Of these 3067 patients, 2202 patients (72%) had not been on beta-blockers when they were admitted to the hospital. A minority, 383 patients (17%), were subsequently discharged with a prescription for a beta-blocker.

Using propensity scores, 380 of the 383 patients receiving beta-blockers were matched with 380 patients not receiving these drugs, according to 36 baseline characteristics.

The matched patients had a mean age of 73 years; 44% were women and 33% were African American.

At 30 days after hospital discharge, beta-blocker use was not associated with increased 30-day all-cause or heart-failure readmission, but it was linked with significantly lower mortality.

Risk of 30-Day Readmission or Mortality, in a Propensity-Matched Cohort of Medicare Beneficiaries Hospitalized with Heart Failure

30-d outcome Events, % of patients (n) HR (95% CI)* P
Discharge prescription for beta-blocker
No (n=380) Yes (n=380)
All-cause hospital readmission 23 (86) 20 (77) 0.87 (0.64–1.18) 0.377
Heart-failure readmission 8 (30) 8 (29) 0.95 (0.57–1.58) 0.837
All-cause mortality 5 (20) 2 (6) 0.29 (0.12–0.73) 0.008
*Hazard ratios for patients receiving a beta-blocker vs those not receiving a beta-blocker

At 4 years after hospital discharge, those in the beta-blocker group had a significantly lower mortality (HR 0.81, 95% CI 0.67–0.98) but not all-cause readmission (HR 0.89, 95% CI 0.76–1.04).
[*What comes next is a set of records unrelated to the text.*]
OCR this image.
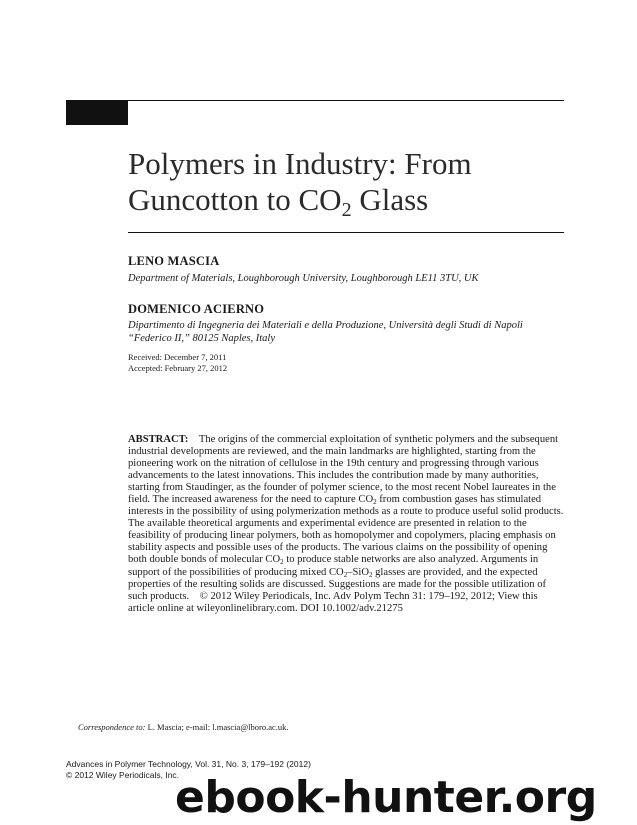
Polymers in Industry: From
Guncotton to $CO_2$ Glass
LENO MASCIA
Department of Materials, Loughborough University, Loughborough LE11 3TU, UK
DOMENICO ACIERNO
Dipartimento di Ingegneria dei Materiali e della Produzione, Università degli Studi di Napoli “Federico II,” 80125 Naples, Italy
Received: December 7, 2011
Accepted: February 27, 2012
ABSTRACT: The origins of the commercial exploitation of synthetic polymers and the subsequent industrial developments are reviewed, and the main landmarks are highlighted, starting from the pioneering work on the nitration of cellulose in the 19th century and progressing through various advancements to the latest innovations. This includes the contribution made by many authorities, starting from Staudinger, as the founder of polymer science, to the most recent Nobel laureates in the field. The increased awareness for the need to capture $CO_2$ from combustion gases has stimulated interests in the possibility of using polymerization methods as a route to produce useful solid products. The available theoretical arguments and experimental evidence are presented in relation to the feasibility of producing linear polymers, both as homopolymer and copolymers, placing emphasis on stability aspects and possible uses of the products. The various claims on the possibility of opening both double bonds of molecular $CO_2$ to produce stable networks are also analyzed. Arguments in support of the possibilities of producing mixed $CO_2-SiO_2$ glasses are provided, and the expected properties of the resulting solids are discussed. Suggestions are made for the possible utilization of such products. © 2012 Wiley Periodicals, Inc. Adv Polym Techn 31: 179–192, 2012; View this article online at wileyonlinelibrary.com. DOI 10.1002/adv.21275
Correspondence to: L. Mascia; e-mail: l.mascia@lboro.ac.uk.
Advances in Polymer Technology, Vol. 31, No. 3, 179–192 (2012)
© 2012 Wiley Periodicals, Inc.
ebook-hunter.org
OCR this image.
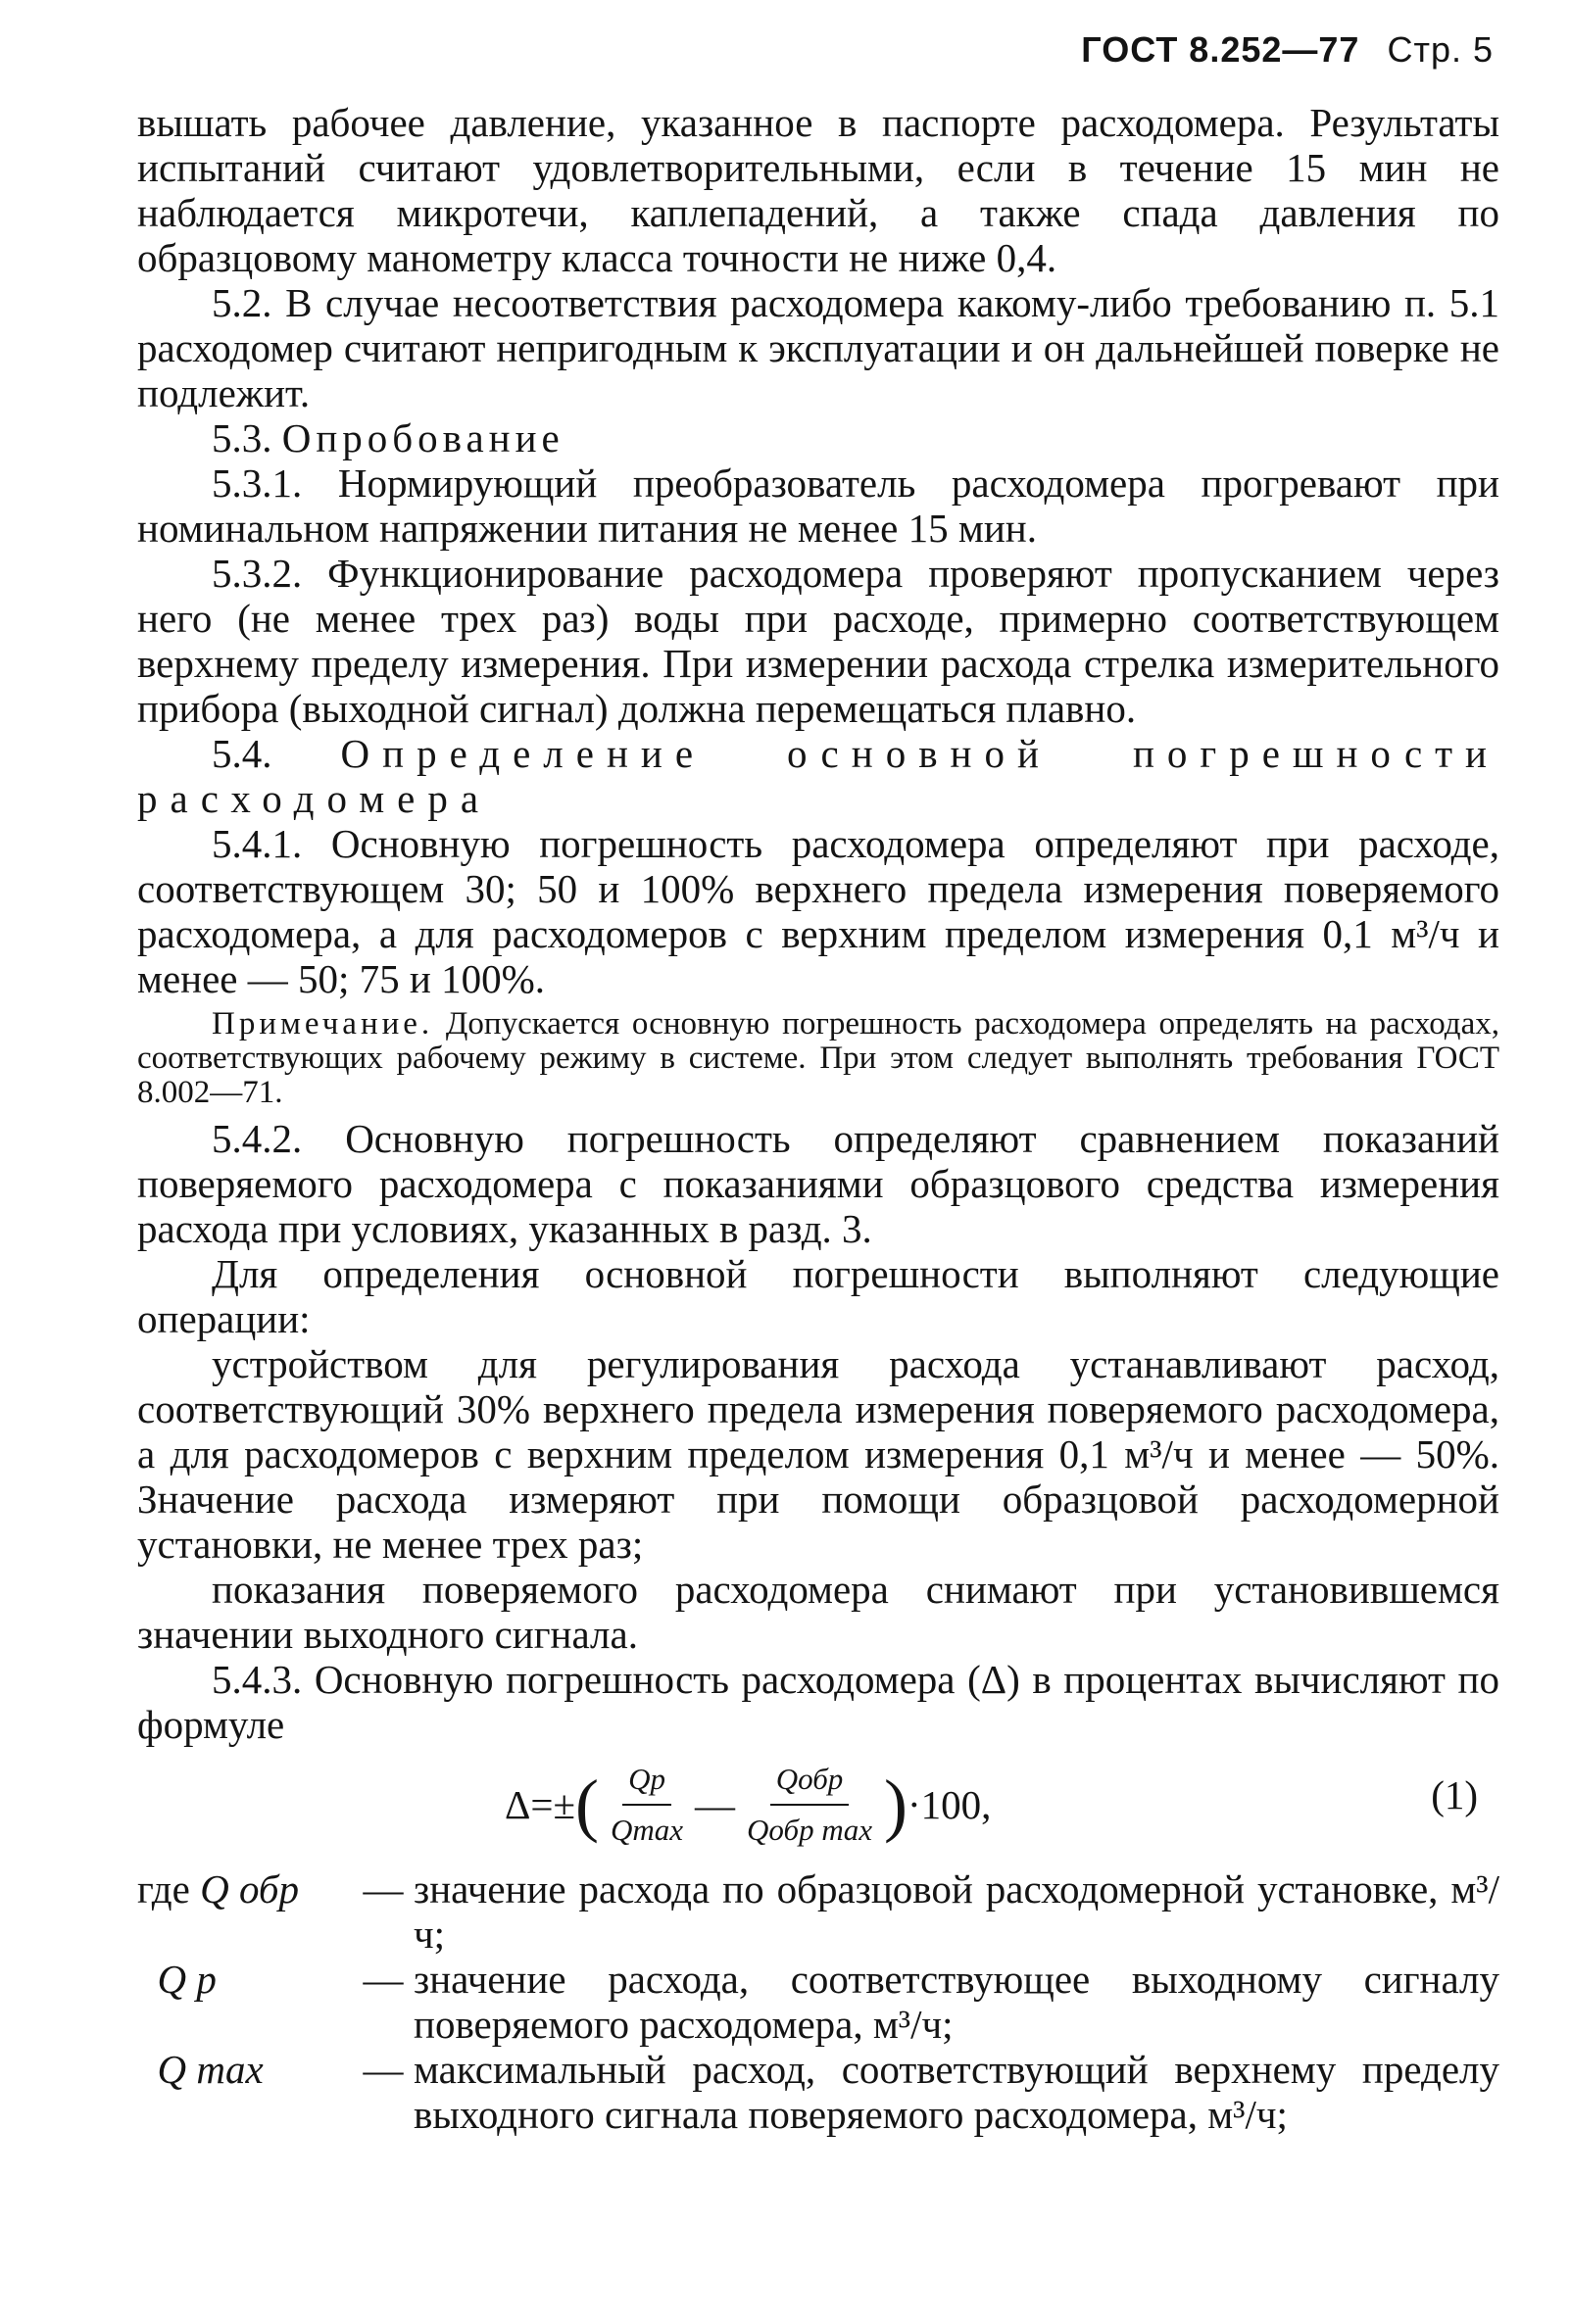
ГОСТ 8.252—77 Стр. 5

вышать рабочее давление, указанное в паспорте расходомера. Результаты испытаний считают удовлетворительными, если в течение 15 мин не наблюдается микротечи, каплепадений, а также спада давления по образцовому манометру класса точности не ниже 0,4.

5.2. В случае несоответствия расходомера какому-либо требованию п. 5.1 расходомер считают непригодным к эксплуатации и он дальнейшей поверке не подлежит.

5.3. Опробование

5.3.1. Нормирующий преобразователь расходомера прогревают при номинальном напряжении питания не менее 15 мин.

5.3.2. Функционирование расходомера проверяют пропусканием через него (не менее трех раз) воды при расходе, примерно соответствующем верхнему пределу измерения. При измерении расхода стрелка измерительного прибора (выходной сигнал) должна перемещаться плавно.

5.4. Определение основной погрешности расходомера

5.4.1. Основную погрешность расходомера определяют при расходе, соответствующем 30; 50 и 100% верхнего предела измерения поверяемого расходомера, а для расходомеров с верхним пределом измерения 0,1 м³/ч и менее — 50; 75 и 100%.

Примечание. Допускается основную погрешность расходомера определять на расходах, соответствующих рабочему режиму в системе. При этом следует выполнять требования ГОСТ 8.002—71.

5.4.2. Основную погрешность определяют сравнением показаний поверяемого расходомера с показаниями образцового средства измерения расхода при условиях, указанных в разд. 3.

Для определения основной погрешности выполняют следующие операции:

устройством для регулирования расхода устанавливают расход, соответствующий 30% верхнего предела измерения поверяемого расходомера, а для расходомеров с верхним пределом измерения 0,1 м³/ч и менее — 50%. Значение расхода измеряют при помощи образцовой расходомерной установки, не менее трех раз;

показания поверяемого расходомера снимают при установившемся значении выходного сигнала.

5.4.3. Основную погрешность расходомера (Δ) в процентах вычисляют по формуле

Δ=± ( $\frac{Qр}{Qmax}$ — $\frac{\text{Qобр}}{\text{Qобр max}}$ ) ·100,	(1)
где Q обр	— значение расхода по образцовой расходомерной установке, м³/ч;
Q р	— значение расхода, соответствующее выходному сигналу поверяемого расходомера, м³/ч;
Q max	— максимальный расход, соответствующий верхнему пределу выходного сигнала поверяемого расходомера, м³/ч;
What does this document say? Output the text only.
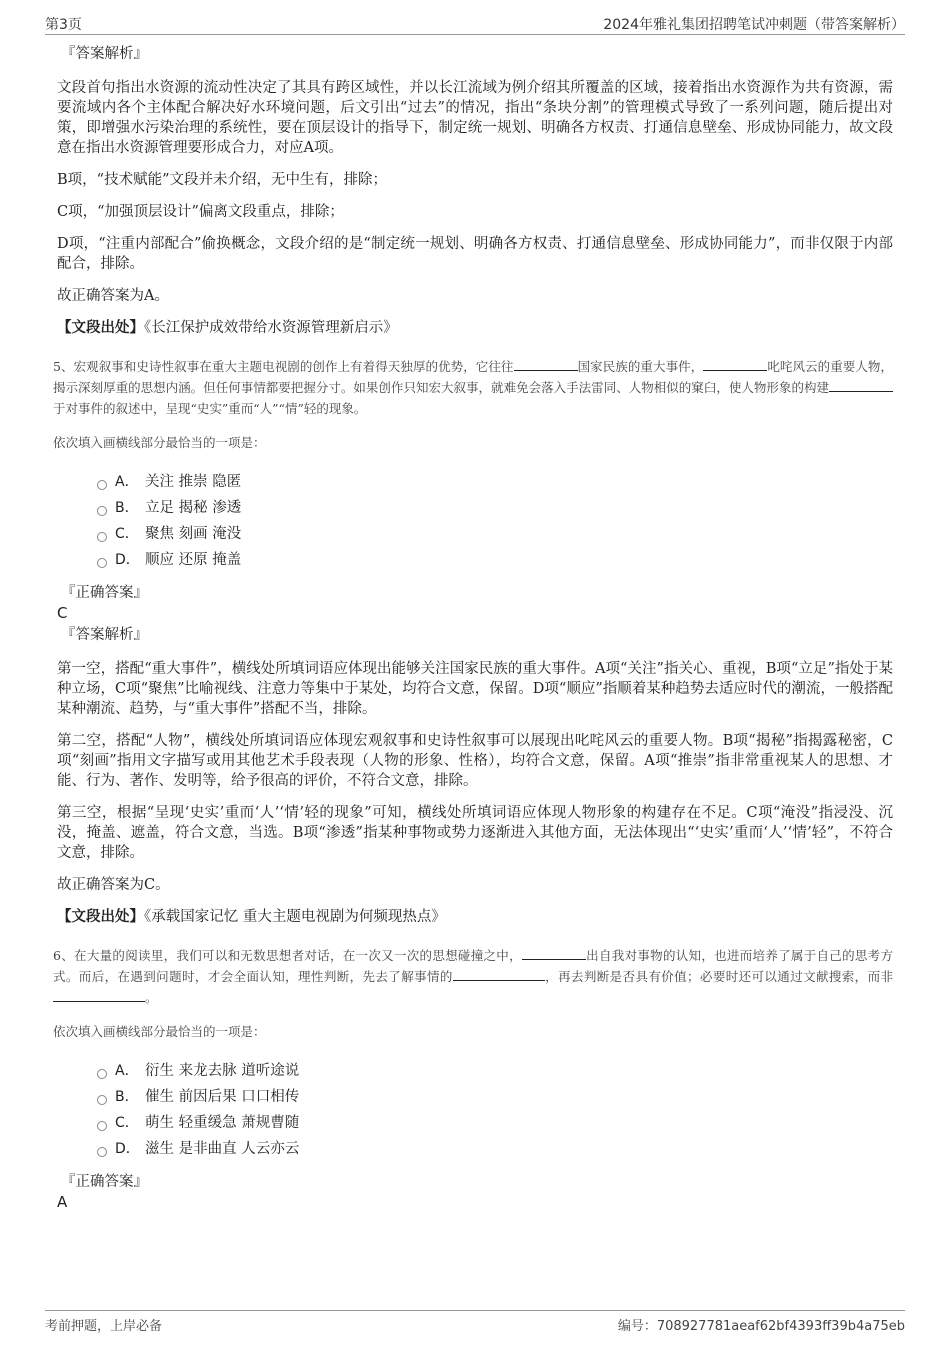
第3页	2024年雅礼集团招聘笔试冲刺题（带答案解析）
『答案解析』

文段首句指出水资源的流动性决定了其具有跨区域性，并以长江流域为例介绍其所覆盖的区域，接着指出水资源作为共有资源，需要流域内各个主体配合解决好水环境问题，后文引出“过去”的情况，指出“条块分割”的管理模式导致了一系列问题，随后提出对策，即增强水污染治理的系统性，要在顶层设计的指导下，制定统一规划、明确各方权责、打通信息壁垒、形成协同能力，故文段意在指出水资源管理要形成合力，对应A项。

B项，“技术赋能”文段并未介绍，无中生有，排除；

C项，“加强顶层设计”偏离文段重点，排除；

D项，“注重内部配合”偷换概念，文段介绍的是“制定统一规划、明确各方权责、打通信息壁垒、形成协同能力”，而非仅限于内部配合，排除。

故正确答案为A。

【文段出处】《长江保护成效带给水资源管理新启示》

5、宏观叙事和史诗性叙事在重大主题电视剧的创作上有着得天独厚的优势，它往往	国家民族的重大事件，	叱咤风云的重要人物，揭示深刻厚重的思想内涵。但任何事情都要把握分寸。如果创作只知宏大叙事，就难免会落入手法雷同、人物相似的窠臼，使人物形象的构建于对事件的叙述中，呈现“史实”重而“人”“情”轻的现象。

依次填入画横线部分最恰当的一项是：

A． 关注 推崇 隐匿
B． 立足 揭秘 渗透
C． 聚焦 刻画 淹没
D． 顺应 还原 掩盖
『正确答案』
C
『答案解析』

第一空，搭配“重大事件”，横线处所填词语应体现出能够关注国家民族的重大事件。A项“关注”指关心、重视，B项“立足”指处于某种立场，C项“聚焦”比喻视线、注意力等集中于某处，均符合文意，保留。D项“顺应”指顺着某种趋势去适应时代的潮流，一般搭配某种潮流、趋势，与“重大事件”搭配不当，排除。

第二空，搭配“人物”，横线处所填词语应体现宏观叙事和史诗性叙事可以展现出叱咤风云的重要人物。B项“揭秘”指揭露秘密，C项“刻画”指用文字描写或用其他艺术手段表现（人物的形象、性格），均符合文意，保留。A项“推崇”指非常重视某人的思想、才能、行为、著作、发明等，给予很高的评价，不符合文意，排除。

第三空，根据“呈现‘史实’重而‘人’‘情’轻的现象”可知，横线处所填词语应体现人物形象的构建存在不足。C项“淹没”指浸没、沉没，掩盖、遮盖，符合文意，当选。B项“渗透”指某种事物或势力逐渐进入其他方面，无法体现出“‘史实’重而‘人’‘情’轻”，不符合文意，排除。

故正确答案为C。

【文段出处】《承载国家记忆 重大主题电视剧为何频现热点》

6、在大量的阅读里，我们可以和无数思想者对话，在一次又一次的思想碰撞之中，	出自我对事物的认知，也进而培养了属于自己的思考方式。而后，在遇到问题时，才会全面认知，理性判断，先去了解事情的	，再去判断是否具有价值；必要时还可以通过文献搜索，而非。

依次填入画横线部分最恰当的一项是：

A． 衍生 来龙去脉 道听途说
B． 催生 前因后果 口口相传
C． 萌生 轻重缓急 萧规曹随
D． 滋生 是非曲直 人云亦云
『正确答案』
A
考前押题，上岸必备	编号：708927781aeaf62bf4393ff39b4a75eb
"If we look at more recent data, we should find much more active prescription of beta-blockers," Bhatia speculated. Although the registry data did not specify which beta-blocker patients received, he said that "the benefit with beta-blockers is [likely] across the board, but some beta-blockers are more beneficial than others, like carvedilol and long-acting metoprolol."

Bhatia and others recently showed that in the same patient population, the use of digoxin[2] and ACE inhibitors or angiotensin-receptor blockers[3] was associated with decreased hospital readmission.

"We want to look at all therapies that are approved to decrease mortality and even hospital readmission—for example, digoxin, ACE inhibitors, and spironolactone—and see what can be used to decrease hospital readmission as well as mortality, which would be icing on the cake. On the one hand, you are decreasing mortality, which you want, but on the other hand, there are some core measures you need to meet for a hospital to get paid and not get penalized," according to Bhatia.

The authors have reported no relevant financial relationships.